In early times, in the heb sed festival, conducted in pharaoh’s thirtieth year, the king was required to journey beyond the body, and beyond death, to prove his worthiness to continue on the throne. Led by Anubis, pharaoh descended to the Underworld. He was directed to enter death, “touch the four sides of the land”, become Osiris, and return in new garments - the robe and the spiritual body of transformation.

Jeremy Naydler’s Shamanic Wisdom in the Pyramid Texts makes a convincing case that the palace tombs and pyramid texts of Egypt are about much, much more than funerary arrangements; that the Egyptians traveled beyond the gates of death while very much alive, not only to bring back first-hand knowledge of the afterlife, but to enter into sacred union with the gods and enthrone their power in the body, and so acquire the spiritual and sexual potency to marry the worlds.

The dream guides of ancient Egypt knew that the dream journey may take the traveler to the stars - specifically to Sothis or Sirius, the “moist land” believed by Egyptian initiates to be the source of higher consciousness, the destination of advanced souls after death, and the home of higher beings who take a close interest in Earth matters.

When we look for ancient sources on all of this, we are challenged to decode fragmentary texts, some collated over many centuries by pious scribes who jumbled together material from different traditions and rival pantheons. Wallis Budge complained (in Osiris) that “the Egyptian appears never to have relinquished any belief which he once had”. We won’t find what we need on the practice of ancient Egyptian dreaming in the fragmentary “dream books” that survive, any more than we’ll grasp what dreaming can be from the kind of dream dictionary you can buy in drugstores today.

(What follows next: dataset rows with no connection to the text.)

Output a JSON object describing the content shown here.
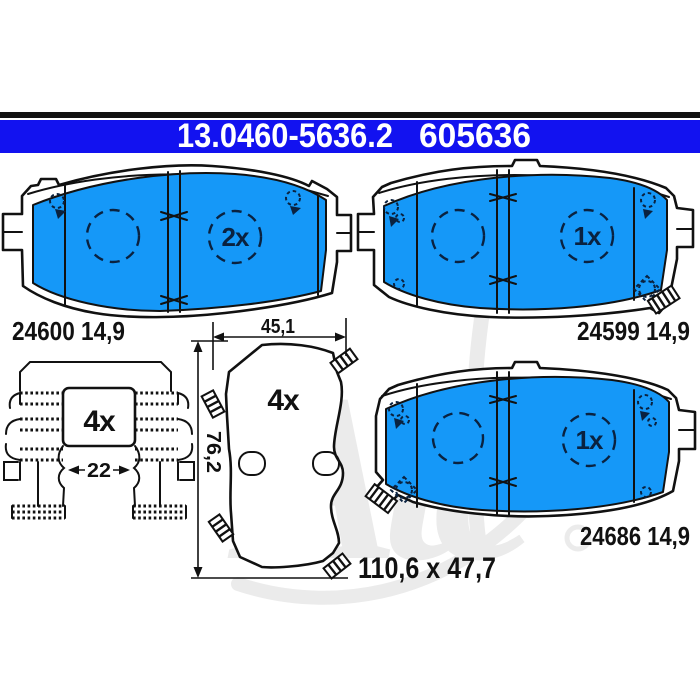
{
  "header": {
    "part_number": "13.0460-5636.2",
    "reference_number": "605636"
  },
  "pads": {
    "top_left": {
      "quantity": "2x",
      "part_label": "24600 14,9"
    },
    "top_right": {
      "quantity": "1x",
      "part_label": "24599 14,9"
    },
    "bottom_right": {
      "quantity": "1x",
      "part_label": "24686 14,9"
    }
  },
  "backplate": {
    "quantity": "4x",
    "width_mm": "45,1",
    "height_mm": "76,2",
    "overall_size": "110,6 x 47,7"
  },
  "fitting_kit": {
    "quantity": "4x",
    "gap_mm": "22"
  },
  "watermark": {
    "brand": "Ate"
  },
  "colors": {
    "header_bar": "#1212f0",
    "header_text": "#ffffff",
    "pad_fill": "#1598f8",
    "outline": "#111111",
    "detail": "#0a2240",
    "watermark": "#ebebeb"
  }
}
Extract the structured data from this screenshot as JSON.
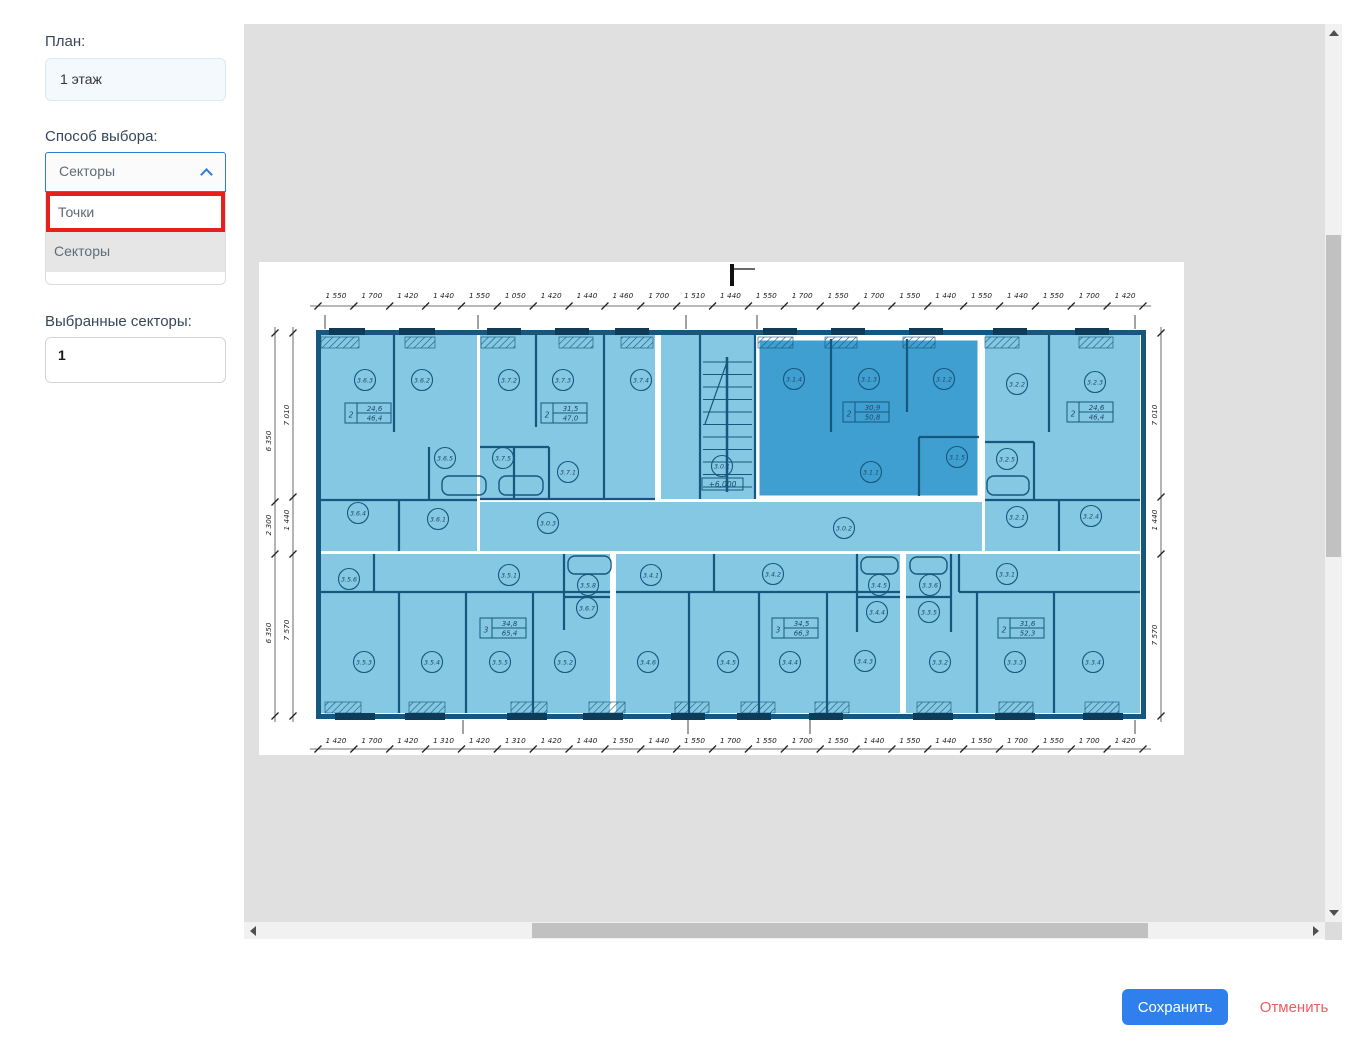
{
  "sidebar": {
    "plan_label": "План:",
    "plan_value": "1 этаж",
    "method_label": "Способ выбора:",
    "method_value": "Секторы",
    "options": [
      {
        "label": "Точки",
        "highlighted": true
      },
      {
        "label": "Секторы",
        "selected": true
      }
    ],
    "selected_label": "Выбранные секторы:",
    "selected_value": "1"
  },
  "actions": {
    "save": "Сохранить",
    "cancel": "Отменить"
  },
  "colors": {
    "accent_blue": "#2f80ed",
    "cancel_red": "#ec5d5d",
    "highlight_red": "#e8201d",
    "select_border": "#2e7cd6",
    "plan_light": "#85c8e3",
    "plan_dark_sector": "#3f9fd0",
    "plan_line": "#15577e",
    "plan_window": "#0e3c58"
  },
  "floor_plan": {
    "top_dims": [
      "1 550",
      "1 700",
      "1 420",
      "1 440",
      "1 550",
      "1 050",
      "1 420",
      "1 440",
      "1 460",
      "1 700",
      "1 510",
      "1 440",
      "1 550",
      "1 700",
      "1 550",
      "1 700",
      "1 550",
      "1 440",
      "1 550",
      "1 440",
      "1 550",
      "1 700",
      "1 420"
    ],
    "bottom_dims": [
      "1 420",
      "1 700",
      "1 420",
      "1 310",
      "1 420",
      "1 310",
      "1 420",
      "1 440",
      "1 550",
      "1 440",
      "1 550",
      "1 700",
      "1 550",
      "1 700",
      "1 550",
      "1 440",
      "1 550",
      "1 440",
      "1 550",
      "1 700",
      "1 550",
      "1 700",
      "1 420"
    ],
    "left_outer_dims": [
      "6 350",
      "2 300",
      "6 350"
    ],
    "left_inner_dims": [
      "7 010",
      "1 440",
      "7 570"
    ],
    "right_dims": [
      "7 010",
      "1 440",
      "7 570"
    ],
    "elevation": "+6,000",
    "rooms": [
      {
        "label": "3.6.3",
        "x": 106,
        "y": 118
      },
      {
        "label": "3.6.2",
        "x": 163,
        "y": 118
      },
      {
        "label": "3.7.2",
        "x": 250,
        "y": 118
      },
      {
        "label": "3.7.3",
        "x": 304,
        "y": 118
      },
      {
        "label": "3.7.4",
        "x": 382,
        "y": 118
      },
      {
        "label": "3.6.5",
        "x": 186,
        "y": 196
      },
      {
        "label": "3.7.5",
        "x": 244,
        "y": 196
      },
      {
        "label": "3.7.1",
        "x": 309,
        "y": 210
      },
      {
        "label": "3.6.4",
        "x": 99,
        "y": 251
      },
      {
        "label": "3.6.1",
        "x": 179,
        "y": 257
      },
      {
        "label": "3.0.1",
        "x": 463,
        "y": 204
      },
      {
        "label": "3.1.4",
        "x": 535,
        "y": 117
      },
      {
        "label": "3.1.3",
        "x": 610,
        "y": 117
      },
      {
        "label": "3.1.2",
        "x": 685,
        "y": 117
      },
      {
        "label": "3.1.5",
        "x": 698,
        "y": 195
      },
      {
        "label": "3.1.1",
        "x": 612,
        "y": 210
      },
      {
        "label": "3.2.2",
        "x": 758,
        "y": 122
      },
      {
        "label": "3.2.3",
        "x": 836,
        "y": 120
      },
      {
        "label": "3.2.5",
        "x": 748,
        "y": 197
      },
      {
        "label": "3.2.1",
        "x": 758,
        "y": 255
      },
      {
        "label": "3.2.4",
        "x": 832,
        "y": 254
      },
      {
        "label": "3.0.3",
        "x": 289,
        "y": 261
      },
      {
        "label": "3.0.2",
        "x": 585,
        "y": 266
      },
      {
        "label": "3.5.6",
        "x": 90,
        "y": 317
      },
      {
        "label": "3.5.1",
        "x": 250,
        "y": 313
      },
      {
        "label": "3.5.8",
        "x": 329,
        "y": 323
      },
      {
        "label": "3.6.7",
        "x": 328,
        "y": 346
      },
      {
        "label": "3.5.3",
        "x": 105,
        "y": 400
      },
      {
        "label": "3.5.4",
        "x": 173,
        "y": 400
      },
      {
        "label": "3.5.5",
        "x": 241,
        "y": 400
      },
      {
        "label": "3.5.2",
        "x": 306,
        "y": 400
      },
      {
        "label": "3.4.1",
        "x": 392,
        "y": 313
      },
      {
        "label": "3.4.2",
        "x": 514,
        "y": 312
      },
      {
        "label": "3.4.5",
        "x": 620,
        "y": 323
      },
      {
        "label": "3.3.6",
        "x": 671,
        "y": 323
      },
      {
        "label": "3.4.4",
        "x": 618,
        "y": 350
      },
      {
        "label": "3.3.5",
        "x": 670,
        "y": 350
      },
      {
        "label": "3.4.6",
        "x": 389,
        "y": 400
      },
      {
        "label": "3.4.5",
        "x": 469,
        "y": 400
      },
      {
        "label": "3.4.4",
        "x": 531,
        "y": 400
      },
      {
        "label": "3.4.3",
        "x": 606,
        "y": 399
      },
      {
        "label": "3.3.1",
        "x": 748,
        "y": 312
      },
      {
        "label": "3.3.2",
        "x": 681,
        "y": 400
      },
      {
        "label": "3.3.3",
        "x": 756,
        "y": 400
      },
      {
        "label": "3.3.4",
        "x": 834,
        "y": 400
      }
    ],
    "stamps": [
      {
        "rooms": "2",
        "a1": "24,6",
        "a2": "46,4",
        "x": 109,
        "y": 151
      },
      {
        "rooms": "2",
        "a1": "31,5",
        "a2": "47,0",
        "x": 305,
        "y": 151
      },
      {
        "rooms": "2",
        "a1": "30,9",
        "a2": "50,8",
        "x": 607,
        "y": 150
      },
      {
        "rooms": "2",
        "a1": "24,6",
        "a2": "46,4",
        "x": 831,
        "y": 150
      },
      {
        "rooms": "3",
        "a1": "34,8",
        "a2": "65,4",
        "x": 244,
        "y": 366
      },
      {
        "rooms": "3",
        "a1": "34,5",
        "a2": "66,3",
        "x": 536,
        "y": 366
      },
      {
        "rooms": "2",
        "a1": "31,6",
        "a2": "52,3",
        "x": 762,
        "y": 366
      }
    ]
  }
}
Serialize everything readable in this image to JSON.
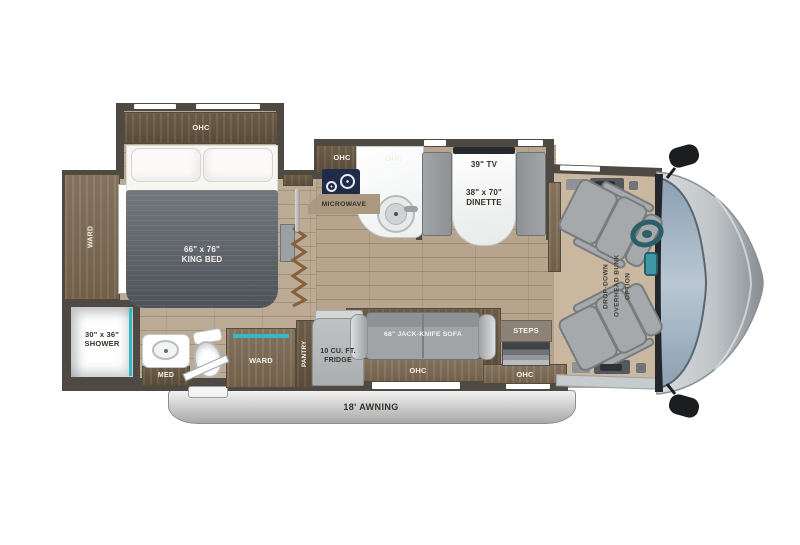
{
  "bedroom": {
    "ohc": "OHC",
    "ward": "WARD",
    "bed": "66\" x 76\"\nKING BED"
  },
  "bathroom": {
    "shower": "30\" x 36\"\nSHOWER",
    "med": "MED"
  },
  "kitchen": {
    "ohc_left": "OHC",
    "ohc_right": "OHC",
    "microwave": "MICROWAVE"
  },
  "dinette": {
    "tv": "39\" TV",
    "table": "38\" x 70\"\nDINETTE"
  },
  "hall": {
    "ward": "WARD",
    "pantry": "PANTRY",
    "fridge": "10 CU. FT.\nFRIDGE"
  },
  "living": {
    "sofa": "68\" JACK-KNIFE SOFA",
    "ohc": "OHC"
  },
  "entry": {
    "steps": "STEPS",
    "ohc": "OHC"
  },
  "cab": {
    "bunk_option": "DROP-DOWN\nOVERHEAD BUNK\nOPTION"
  },
  "exterior": {
    "awning": "18' AWNING"
  },
  "colors": {
    "accent_teal": "#35b8c6",
    "wood": "#7c6b56",
    "wall": "#4f4943",
    "floor": "#b6a48c",
    "windshield_glass": "#9db0c0",
    "cooktop_navy": "#1f2b49",
    "awning_gray": "#c6c6c6"
  }
}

We gaze in wonder at the Egyptian picture-books displaying the soul’s journeys and ordeals after death - and the many different aspects of soul energy that survive death - and quickly realize that to understand the source of such visions, and the accuracy of such maps, we must go into a deeper space.

We must go to the Magic Library.

In Hellenistic times - the age of Cleopatra - dream schools flourished in the temples of Serapis, a god who melds the qualities of Osiris and Apis, the divine bull. From the 2nd century BCE we have papyri recording the dream diaries of Ptolemaios, who lived for many years in katoche, or sacred retreat, in the temple of Serapis at Memphis. A short biography of the dreamer has been published by the French scholar Michel Chauveau in his book Egypt in the Age of Cleopatra. Ptolemaios was the son of Macedonian colonists, but like ancient Egyptians he was called to the temple by a dream in which the god appeared to him. He seems to have lived for years as a full-time dreamer, whose dreams guided him not only in his spiritual practice but in handling family and business matters beyond the temple walls.

In this later period, the Egyptian priests who specialized in dreaming were called the Learned Ones of the Magic Library. What marvelous promise is in that phrase! What profound recognition of the magic and wisdom that is available to us through dreaming!